A Revolução Francesa pegou Saint-Michel em pleno declínio, fazendo-o objeto de saques durante os quais suas relíquias sagradas foram profanadas. Em 1791, os últimos monges foram expulsos da abadia, que se tornou uma prisão: mais de 300 padres que rejeitaram a constituição civil do clero foram presos lá a partir de 1793. Setenta anos depois, em 1863, a prisão foi fechada por decreto imperial, e a abadia finalmente devolvida ao culto, sendo ocupada pelos monges de Saint-Edme de Pontigny. Em seguida, começaram os trabalhos de reconstrução do Mont-Saint-Michel, que duraram até boa parte do século XX. A “cereja no chantilly” desses ingentes trabalhos foi a colocação, na agulha do Mont-Saint-Michel, de uma estátua dourada do Arcanjo, de quatro metros de altura. Aquela agulha é obra de Eugène Viollet-le-Duc (1814-1879) — o genial arquiteto que projetou também a flecha da Catedral de Notre-Dame de Paris. Em 1966, uma pequena comunidade monástica beneditina se estabeleceu na abadia, substituída em 2001 pela Fraternidade Monástica de Jerusalém. [4]
O Mont-Saint-Michel é um local privilegiado de milagres. Desde 709, sob a orientação do Arcanjo, Saint Aubert fez jorrar da ponta de sua cruz uma fonte de água pura, essencial para a sobrevivência dos cônegos da ilhota. A fonte tem o poder de curar febres.
Em 1050 e 1263 os religiosos ouviram os serafins cantarem o Kyrie eleison, enquanto figuras de fogo giravam em torno do altar. Na sexta-feira, 3 de novembro de 1452, por volta das 21 horas, um raio explodiu, iniciou-se uma intensa tempestade de granizo e uma chama ardente se difundiu em faíscas ao redor do sino. O mosteiro inteiro foi iluminado.
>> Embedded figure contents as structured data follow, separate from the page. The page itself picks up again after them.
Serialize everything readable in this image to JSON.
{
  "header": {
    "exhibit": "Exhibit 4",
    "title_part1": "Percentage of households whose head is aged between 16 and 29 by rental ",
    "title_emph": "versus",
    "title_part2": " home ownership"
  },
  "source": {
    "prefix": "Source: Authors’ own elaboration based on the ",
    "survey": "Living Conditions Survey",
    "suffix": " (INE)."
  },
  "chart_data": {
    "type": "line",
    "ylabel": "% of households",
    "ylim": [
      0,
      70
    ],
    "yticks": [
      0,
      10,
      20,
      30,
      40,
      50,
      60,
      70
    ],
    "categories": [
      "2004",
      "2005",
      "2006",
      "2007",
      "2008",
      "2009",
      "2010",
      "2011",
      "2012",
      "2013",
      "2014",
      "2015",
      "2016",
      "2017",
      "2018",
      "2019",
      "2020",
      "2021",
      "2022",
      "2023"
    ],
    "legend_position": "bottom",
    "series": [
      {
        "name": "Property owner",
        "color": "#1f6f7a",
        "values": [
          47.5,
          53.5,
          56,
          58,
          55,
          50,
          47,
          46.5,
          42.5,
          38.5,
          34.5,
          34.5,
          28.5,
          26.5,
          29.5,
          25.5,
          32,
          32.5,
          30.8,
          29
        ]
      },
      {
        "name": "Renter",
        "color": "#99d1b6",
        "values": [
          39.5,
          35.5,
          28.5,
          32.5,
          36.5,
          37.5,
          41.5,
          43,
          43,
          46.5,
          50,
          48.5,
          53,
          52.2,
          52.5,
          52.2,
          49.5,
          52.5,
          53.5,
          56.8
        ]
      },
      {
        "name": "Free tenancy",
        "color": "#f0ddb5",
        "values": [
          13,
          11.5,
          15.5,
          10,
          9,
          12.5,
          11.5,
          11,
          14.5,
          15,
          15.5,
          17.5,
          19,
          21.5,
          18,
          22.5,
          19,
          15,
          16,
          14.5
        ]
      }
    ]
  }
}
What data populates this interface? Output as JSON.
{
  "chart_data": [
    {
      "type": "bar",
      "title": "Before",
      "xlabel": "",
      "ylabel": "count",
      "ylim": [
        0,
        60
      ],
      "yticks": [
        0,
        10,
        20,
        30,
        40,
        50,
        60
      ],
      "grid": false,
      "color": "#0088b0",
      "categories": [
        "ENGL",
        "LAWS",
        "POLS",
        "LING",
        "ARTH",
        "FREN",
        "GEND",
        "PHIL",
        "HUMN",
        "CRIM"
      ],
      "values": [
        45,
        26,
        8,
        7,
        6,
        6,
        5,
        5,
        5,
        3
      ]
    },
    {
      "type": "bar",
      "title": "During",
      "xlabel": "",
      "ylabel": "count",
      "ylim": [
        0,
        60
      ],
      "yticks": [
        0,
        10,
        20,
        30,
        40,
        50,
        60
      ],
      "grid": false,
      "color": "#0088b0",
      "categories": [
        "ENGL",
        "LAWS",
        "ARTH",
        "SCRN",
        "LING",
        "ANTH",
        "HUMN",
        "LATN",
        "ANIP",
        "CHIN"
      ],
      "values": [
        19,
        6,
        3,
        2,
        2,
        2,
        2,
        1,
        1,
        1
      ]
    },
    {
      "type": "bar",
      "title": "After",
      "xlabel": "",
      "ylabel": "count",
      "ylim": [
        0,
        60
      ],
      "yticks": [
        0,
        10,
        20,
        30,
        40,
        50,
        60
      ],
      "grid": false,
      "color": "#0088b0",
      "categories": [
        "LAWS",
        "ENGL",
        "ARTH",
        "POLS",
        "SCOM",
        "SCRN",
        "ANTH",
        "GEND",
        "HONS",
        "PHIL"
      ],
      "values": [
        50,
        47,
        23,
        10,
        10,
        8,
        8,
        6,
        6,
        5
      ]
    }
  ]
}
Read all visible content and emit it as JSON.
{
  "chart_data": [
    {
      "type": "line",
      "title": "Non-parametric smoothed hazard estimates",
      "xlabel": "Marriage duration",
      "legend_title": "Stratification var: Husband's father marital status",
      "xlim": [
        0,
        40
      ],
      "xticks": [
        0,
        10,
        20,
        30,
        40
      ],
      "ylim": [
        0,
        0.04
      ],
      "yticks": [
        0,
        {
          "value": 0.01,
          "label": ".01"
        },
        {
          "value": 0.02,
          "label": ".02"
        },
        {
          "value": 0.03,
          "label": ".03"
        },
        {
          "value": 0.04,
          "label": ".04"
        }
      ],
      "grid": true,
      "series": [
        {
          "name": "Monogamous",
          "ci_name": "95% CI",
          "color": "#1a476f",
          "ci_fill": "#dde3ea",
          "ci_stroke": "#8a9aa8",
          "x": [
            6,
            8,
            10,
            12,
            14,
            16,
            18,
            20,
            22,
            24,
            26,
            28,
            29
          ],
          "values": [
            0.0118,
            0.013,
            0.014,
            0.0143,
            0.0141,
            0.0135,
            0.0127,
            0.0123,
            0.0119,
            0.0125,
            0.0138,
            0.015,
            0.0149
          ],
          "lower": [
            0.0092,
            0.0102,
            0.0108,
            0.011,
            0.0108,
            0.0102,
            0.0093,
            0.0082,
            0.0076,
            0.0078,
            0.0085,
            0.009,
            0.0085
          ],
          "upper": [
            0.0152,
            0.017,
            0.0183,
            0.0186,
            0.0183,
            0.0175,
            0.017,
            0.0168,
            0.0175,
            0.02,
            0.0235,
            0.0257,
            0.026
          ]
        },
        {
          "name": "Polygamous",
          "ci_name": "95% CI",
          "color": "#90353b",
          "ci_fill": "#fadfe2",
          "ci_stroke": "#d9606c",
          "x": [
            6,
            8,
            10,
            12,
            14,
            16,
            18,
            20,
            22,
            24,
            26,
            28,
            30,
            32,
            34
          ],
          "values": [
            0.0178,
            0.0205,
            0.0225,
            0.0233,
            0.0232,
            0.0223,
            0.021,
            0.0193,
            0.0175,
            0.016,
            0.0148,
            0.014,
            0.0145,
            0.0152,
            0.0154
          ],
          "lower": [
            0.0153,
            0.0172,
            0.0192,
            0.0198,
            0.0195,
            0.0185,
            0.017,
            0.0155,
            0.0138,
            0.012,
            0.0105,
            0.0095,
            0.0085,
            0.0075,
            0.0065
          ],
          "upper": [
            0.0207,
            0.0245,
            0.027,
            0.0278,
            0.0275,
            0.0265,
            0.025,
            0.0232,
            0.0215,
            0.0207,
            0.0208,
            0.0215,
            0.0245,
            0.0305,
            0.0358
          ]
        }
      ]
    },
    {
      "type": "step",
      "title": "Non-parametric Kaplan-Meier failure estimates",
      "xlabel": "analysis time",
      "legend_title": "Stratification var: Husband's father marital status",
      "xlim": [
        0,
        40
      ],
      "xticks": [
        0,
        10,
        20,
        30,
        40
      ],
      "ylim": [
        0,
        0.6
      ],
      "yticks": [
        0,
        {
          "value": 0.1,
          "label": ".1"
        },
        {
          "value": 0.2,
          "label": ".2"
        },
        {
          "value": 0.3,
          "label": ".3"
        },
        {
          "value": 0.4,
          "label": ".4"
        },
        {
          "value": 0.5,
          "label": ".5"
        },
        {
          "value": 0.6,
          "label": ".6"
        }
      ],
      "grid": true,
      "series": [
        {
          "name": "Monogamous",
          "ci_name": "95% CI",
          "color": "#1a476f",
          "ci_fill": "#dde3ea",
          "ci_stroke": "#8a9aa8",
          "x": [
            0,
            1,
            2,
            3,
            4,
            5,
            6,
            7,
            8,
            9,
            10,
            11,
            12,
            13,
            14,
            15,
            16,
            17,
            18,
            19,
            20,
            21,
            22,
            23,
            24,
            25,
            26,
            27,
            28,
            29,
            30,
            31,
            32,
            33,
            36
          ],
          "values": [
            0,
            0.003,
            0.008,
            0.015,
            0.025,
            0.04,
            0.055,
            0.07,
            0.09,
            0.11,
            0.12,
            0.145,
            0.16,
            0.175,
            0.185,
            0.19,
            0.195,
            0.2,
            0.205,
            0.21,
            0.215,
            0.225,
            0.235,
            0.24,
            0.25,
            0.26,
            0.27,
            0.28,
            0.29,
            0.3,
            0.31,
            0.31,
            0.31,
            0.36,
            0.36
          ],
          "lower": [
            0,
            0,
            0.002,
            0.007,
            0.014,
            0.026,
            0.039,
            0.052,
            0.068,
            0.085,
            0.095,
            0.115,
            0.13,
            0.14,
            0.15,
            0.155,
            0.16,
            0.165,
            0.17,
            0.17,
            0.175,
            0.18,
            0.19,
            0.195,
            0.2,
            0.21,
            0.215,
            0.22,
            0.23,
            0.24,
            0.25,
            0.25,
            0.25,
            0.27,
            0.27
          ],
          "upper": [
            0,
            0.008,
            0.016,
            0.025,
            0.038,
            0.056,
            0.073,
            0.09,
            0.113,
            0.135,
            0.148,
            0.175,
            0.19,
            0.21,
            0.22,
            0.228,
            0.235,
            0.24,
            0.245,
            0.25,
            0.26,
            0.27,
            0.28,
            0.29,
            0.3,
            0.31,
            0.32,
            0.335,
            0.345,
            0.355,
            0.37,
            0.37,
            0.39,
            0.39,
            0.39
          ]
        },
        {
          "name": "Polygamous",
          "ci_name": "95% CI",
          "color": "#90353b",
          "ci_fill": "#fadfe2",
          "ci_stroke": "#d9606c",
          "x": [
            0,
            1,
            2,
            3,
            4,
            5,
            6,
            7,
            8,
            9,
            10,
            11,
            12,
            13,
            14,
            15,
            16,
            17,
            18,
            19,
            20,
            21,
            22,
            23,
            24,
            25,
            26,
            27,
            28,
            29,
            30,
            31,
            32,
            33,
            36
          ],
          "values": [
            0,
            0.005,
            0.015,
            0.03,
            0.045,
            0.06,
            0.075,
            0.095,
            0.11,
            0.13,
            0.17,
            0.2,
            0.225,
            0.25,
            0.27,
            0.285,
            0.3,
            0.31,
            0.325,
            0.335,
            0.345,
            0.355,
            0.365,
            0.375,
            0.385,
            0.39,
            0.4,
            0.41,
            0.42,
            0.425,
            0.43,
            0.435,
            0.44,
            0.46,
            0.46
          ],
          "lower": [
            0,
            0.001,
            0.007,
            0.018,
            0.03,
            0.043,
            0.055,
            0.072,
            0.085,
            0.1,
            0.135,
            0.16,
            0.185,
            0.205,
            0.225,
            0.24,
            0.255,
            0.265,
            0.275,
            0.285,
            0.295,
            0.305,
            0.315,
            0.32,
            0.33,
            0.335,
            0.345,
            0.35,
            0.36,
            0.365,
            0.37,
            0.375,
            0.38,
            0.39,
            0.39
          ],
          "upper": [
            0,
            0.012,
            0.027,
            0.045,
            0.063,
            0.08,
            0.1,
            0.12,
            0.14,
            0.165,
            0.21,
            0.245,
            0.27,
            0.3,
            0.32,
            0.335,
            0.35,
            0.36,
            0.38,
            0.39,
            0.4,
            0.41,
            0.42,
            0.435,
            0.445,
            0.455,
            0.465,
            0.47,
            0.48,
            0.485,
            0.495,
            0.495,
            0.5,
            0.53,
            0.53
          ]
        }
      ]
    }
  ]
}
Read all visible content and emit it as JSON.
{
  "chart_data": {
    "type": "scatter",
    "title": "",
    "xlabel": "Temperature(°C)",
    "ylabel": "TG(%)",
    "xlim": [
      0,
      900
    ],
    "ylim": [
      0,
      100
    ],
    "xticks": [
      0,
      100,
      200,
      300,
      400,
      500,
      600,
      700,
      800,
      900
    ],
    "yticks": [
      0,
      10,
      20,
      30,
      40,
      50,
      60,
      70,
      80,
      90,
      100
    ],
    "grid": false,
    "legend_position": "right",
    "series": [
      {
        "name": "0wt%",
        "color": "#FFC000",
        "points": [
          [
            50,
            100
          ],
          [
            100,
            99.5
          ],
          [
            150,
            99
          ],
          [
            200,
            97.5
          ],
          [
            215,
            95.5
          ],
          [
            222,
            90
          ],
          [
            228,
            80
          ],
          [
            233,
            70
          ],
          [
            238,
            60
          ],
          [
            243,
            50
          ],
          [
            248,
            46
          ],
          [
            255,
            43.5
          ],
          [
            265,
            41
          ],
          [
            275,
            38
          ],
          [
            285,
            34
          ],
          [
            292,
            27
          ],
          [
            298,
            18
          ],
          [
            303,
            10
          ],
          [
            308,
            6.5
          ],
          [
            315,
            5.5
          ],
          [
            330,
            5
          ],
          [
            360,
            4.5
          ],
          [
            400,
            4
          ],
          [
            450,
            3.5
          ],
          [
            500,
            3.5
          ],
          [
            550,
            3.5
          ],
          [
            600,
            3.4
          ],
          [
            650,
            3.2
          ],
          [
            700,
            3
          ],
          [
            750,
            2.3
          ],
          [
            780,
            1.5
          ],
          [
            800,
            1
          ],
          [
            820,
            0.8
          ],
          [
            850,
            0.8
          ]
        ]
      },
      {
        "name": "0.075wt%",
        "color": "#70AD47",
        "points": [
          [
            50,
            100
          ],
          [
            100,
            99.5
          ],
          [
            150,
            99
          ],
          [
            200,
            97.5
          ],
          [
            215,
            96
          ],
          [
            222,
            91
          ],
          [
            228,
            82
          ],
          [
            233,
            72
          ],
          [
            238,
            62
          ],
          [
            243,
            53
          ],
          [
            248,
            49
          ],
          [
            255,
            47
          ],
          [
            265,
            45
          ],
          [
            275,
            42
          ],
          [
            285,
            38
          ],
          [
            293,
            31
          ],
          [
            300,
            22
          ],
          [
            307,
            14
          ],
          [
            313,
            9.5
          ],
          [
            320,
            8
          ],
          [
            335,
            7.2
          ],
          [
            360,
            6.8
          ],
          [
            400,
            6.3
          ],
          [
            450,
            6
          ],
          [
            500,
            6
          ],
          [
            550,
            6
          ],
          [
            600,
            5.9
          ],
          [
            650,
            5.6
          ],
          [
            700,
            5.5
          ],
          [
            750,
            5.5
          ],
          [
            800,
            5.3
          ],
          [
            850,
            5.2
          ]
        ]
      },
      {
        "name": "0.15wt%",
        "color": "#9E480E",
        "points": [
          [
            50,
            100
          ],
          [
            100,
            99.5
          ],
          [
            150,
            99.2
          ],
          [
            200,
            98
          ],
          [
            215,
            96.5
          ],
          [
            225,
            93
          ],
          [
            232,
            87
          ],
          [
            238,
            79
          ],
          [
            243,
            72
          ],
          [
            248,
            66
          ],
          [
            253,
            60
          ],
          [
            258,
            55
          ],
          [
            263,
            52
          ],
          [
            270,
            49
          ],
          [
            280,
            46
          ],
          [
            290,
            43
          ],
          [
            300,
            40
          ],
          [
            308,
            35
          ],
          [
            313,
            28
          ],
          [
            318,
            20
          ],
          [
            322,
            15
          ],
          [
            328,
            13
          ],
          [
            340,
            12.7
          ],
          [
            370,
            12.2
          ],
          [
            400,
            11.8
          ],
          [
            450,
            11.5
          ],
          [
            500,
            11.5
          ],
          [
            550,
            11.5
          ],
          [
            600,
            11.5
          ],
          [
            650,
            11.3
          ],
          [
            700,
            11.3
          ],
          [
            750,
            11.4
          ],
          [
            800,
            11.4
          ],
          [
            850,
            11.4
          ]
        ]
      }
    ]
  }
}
O fenômeno culminou meia hora depois com um raio ainda mais poderoso do que os outros.
O Monte também foi testemunha de um fenômeno surpreendente e misterioso, sem precedentes nos grandes santuários cristãos: grupos de crianças em procissões intermináveis cruzando a baía para venerar o Arcanjo. Eles apareceram pela primeira vez em 1333, pouco antes do início da Guerra dos Cem Anos. Por que trinta mil crianças, algumas delas com apenas nove anos de idade, faziam essa jornada? Alguns afirmaram que era a vontade de Deus, outros disseram que vozes os haviam ordenado a fazer a peregrinação. Elas partiram para lá de repente, às vezes sem avisar os pais, formando grupos que cresciam de vilarejo em vilarejo.
Crianças de várias regiões fizeram uma longa peregrinação de dois anos para o Monte de São Miguel na Normandia, liderada por estandartes representando São Miguel, deixando para trás suas famílias e, ao chegar, apresentaram seus estandartes ao Arcanjo.
O frade dominicano Pierre Herp relatou a partida de 1.100 crianças alemãs em julho de 1450. As Memórias de Colônia narram que, em 1455 "houve uma impressionante procissão para o Monte de São Miguel, na Normandia, uma peregrinação que durou cerca de dois anos e consistiu em crianças de oito, nove, dez e doze anos de idade, de vilas, cidades e aldeias da Alemanha, Bélgica e outras regiões. Elas se reuniam em grandes grupos, deixando os pais e as famílias para trás; a procissão era conduzida por faixas representando São Miguel… Esses pequenos peregrinos se comportaram dignamente e receberam comida e bebida ao longo do caminho. Quando chegaram ao Monte de São Miguel, apresentaram seus estandartes ao Arcanjo”.
A única coisa que posso dizer: incrível e magnífico!